As you are more than likely sitting down reading this now, lets examine briefly the shortened/lengthened state of some of the muscles in the body. Inevitably, no matter how much of a concerted effort you may put forth, we all tend to slouch as we sit down for long periods. This slouching posture is really a matter of the spine flexing (bending forward/rounding) and our shoulder blades protracting (sliding away from the spine). Generally speaking, most muscles of the back during this slouched position are in a lengthened/elongated state as if they were being mildly stretched. Keeping these muscles in this position for hours a day and months out of the year will literally condition them to this position, becoming elongated and weak.

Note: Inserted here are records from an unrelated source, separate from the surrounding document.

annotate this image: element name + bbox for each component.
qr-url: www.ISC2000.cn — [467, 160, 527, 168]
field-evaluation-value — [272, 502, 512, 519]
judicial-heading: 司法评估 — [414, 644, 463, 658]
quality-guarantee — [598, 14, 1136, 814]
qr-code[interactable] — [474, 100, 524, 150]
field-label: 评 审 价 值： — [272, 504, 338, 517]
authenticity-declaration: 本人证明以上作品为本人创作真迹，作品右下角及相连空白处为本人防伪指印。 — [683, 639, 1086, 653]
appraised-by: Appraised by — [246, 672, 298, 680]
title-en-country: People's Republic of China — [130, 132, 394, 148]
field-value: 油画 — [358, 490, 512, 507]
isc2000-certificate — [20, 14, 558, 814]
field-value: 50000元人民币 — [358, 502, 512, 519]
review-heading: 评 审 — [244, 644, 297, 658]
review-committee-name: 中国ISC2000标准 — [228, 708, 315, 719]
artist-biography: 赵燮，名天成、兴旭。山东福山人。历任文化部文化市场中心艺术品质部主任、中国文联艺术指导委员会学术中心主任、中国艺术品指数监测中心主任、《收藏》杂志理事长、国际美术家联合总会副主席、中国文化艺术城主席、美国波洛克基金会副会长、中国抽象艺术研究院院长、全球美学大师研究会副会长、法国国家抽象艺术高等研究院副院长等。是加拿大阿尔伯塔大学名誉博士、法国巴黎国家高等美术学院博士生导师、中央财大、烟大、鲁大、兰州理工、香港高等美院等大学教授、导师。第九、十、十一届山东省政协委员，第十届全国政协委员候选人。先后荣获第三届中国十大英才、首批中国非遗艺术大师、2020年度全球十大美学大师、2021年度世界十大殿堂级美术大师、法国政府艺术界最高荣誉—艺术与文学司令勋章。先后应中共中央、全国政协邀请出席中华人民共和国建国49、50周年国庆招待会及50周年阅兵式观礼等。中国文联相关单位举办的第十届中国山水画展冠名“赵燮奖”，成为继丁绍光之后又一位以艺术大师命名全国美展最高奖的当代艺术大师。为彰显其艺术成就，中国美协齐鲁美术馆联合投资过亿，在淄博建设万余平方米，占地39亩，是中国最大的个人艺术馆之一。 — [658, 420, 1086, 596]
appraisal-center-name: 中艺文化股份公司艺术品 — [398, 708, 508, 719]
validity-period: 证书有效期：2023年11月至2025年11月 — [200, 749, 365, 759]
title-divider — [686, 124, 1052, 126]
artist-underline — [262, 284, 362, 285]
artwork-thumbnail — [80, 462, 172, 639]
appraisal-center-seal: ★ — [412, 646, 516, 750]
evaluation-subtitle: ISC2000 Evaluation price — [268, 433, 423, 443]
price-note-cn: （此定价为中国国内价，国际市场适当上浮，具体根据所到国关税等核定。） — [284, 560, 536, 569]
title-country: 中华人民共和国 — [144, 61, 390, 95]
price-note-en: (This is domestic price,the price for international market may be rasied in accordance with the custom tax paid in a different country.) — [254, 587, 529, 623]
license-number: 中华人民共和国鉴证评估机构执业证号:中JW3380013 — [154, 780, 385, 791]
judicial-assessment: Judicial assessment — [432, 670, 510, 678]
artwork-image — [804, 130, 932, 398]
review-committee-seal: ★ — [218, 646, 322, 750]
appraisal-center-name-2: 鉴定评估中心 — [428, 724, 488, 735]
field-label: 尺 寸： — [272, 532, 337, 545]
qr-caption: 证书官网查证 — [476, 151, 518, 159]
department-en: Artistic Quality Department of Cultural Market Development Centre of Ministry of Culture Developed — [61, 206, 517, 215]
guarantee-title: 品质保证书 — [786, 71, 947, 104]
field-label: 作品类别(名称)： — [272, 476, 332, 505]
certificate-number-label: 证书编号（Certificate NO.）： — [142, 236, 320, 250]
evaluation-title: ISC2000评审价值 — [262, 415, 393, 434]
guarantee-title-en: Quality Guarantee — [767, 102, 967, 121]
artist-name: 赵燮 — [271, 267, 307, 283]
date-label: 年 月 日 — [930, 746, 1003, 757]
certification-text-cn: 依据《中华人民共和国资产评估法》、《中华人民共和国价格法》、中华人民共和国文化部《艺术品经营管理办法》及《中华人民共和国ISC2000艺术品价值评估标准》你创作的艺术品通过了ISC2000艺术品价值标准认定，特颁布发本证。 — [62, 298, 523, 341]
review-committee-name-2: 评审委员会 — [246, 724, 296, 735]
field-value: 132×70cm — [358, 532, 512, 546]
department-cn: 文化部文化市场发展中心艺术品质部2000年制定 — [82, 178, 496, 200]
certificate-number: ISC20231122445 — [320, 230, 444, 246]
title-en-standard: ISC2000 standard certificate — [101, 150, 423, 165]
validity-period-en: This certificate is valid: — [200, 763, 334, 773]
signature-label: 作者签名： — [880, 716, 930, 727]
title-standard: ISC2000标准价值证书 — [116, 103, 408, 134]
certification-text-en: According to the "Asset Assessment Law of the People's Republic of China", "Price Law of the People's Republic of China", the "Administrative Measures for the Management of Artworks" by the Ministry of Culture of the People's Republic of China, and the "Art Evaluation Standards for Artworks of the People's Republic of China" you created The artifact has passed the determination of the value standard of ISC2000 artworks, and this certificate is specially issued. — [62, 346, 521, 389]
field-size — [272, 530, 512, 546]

Not surprisingly, if the muscles on the posterior (back) of the upper body are in a lengthened position, naturally the muscles on the anterior (front) of the body are in a shortened position. Your anterior deltoids (front shoulders), pectorals (chest), rectus abdominus (abs), as well as others are an example of these muscles and they react to years of the seated position by becoming very short and tight. As a result of years in this position, posture is negatively affected as well as mobility, strength, and even respiration.

The lower body is also negatively affected by the seated position as it puts our hamstrings in a shortened state, thus causing our quadriceps to be lengthened. Our gluteals (rear end) muscles are elongated and stretched while some of the hip flexors are shortened. The same scenario plays out after years of sitting, conditioning these muscles to their unnatural length and affecting our range of motion and ability to squat, lunge, and run for example.

So what can you do? Its not practical to stand all day (quite frankly, that would not be good for you either), nor is it likely you will trade your desk job for that of a park ranger, hiking to maintain trails all day as you enjoy the outdoors and your new non-chair dependent occupation. What you can do however is focus on strengthening the muscles that have become elongated and stretching the muscles that have become short and tight. It will take time and discipline to correct. Just as it took years to condition the muscles into this unnatural state, it will not be remedied overnight either. Exercises like the superman, quadriplex, bridge, and single leg toe touch for example are just a few that focus on this. Luckily for the ‘contenders’ of Camp Gladiator, we spend a lot of time focusing on counteracting the negative effects of the seated position.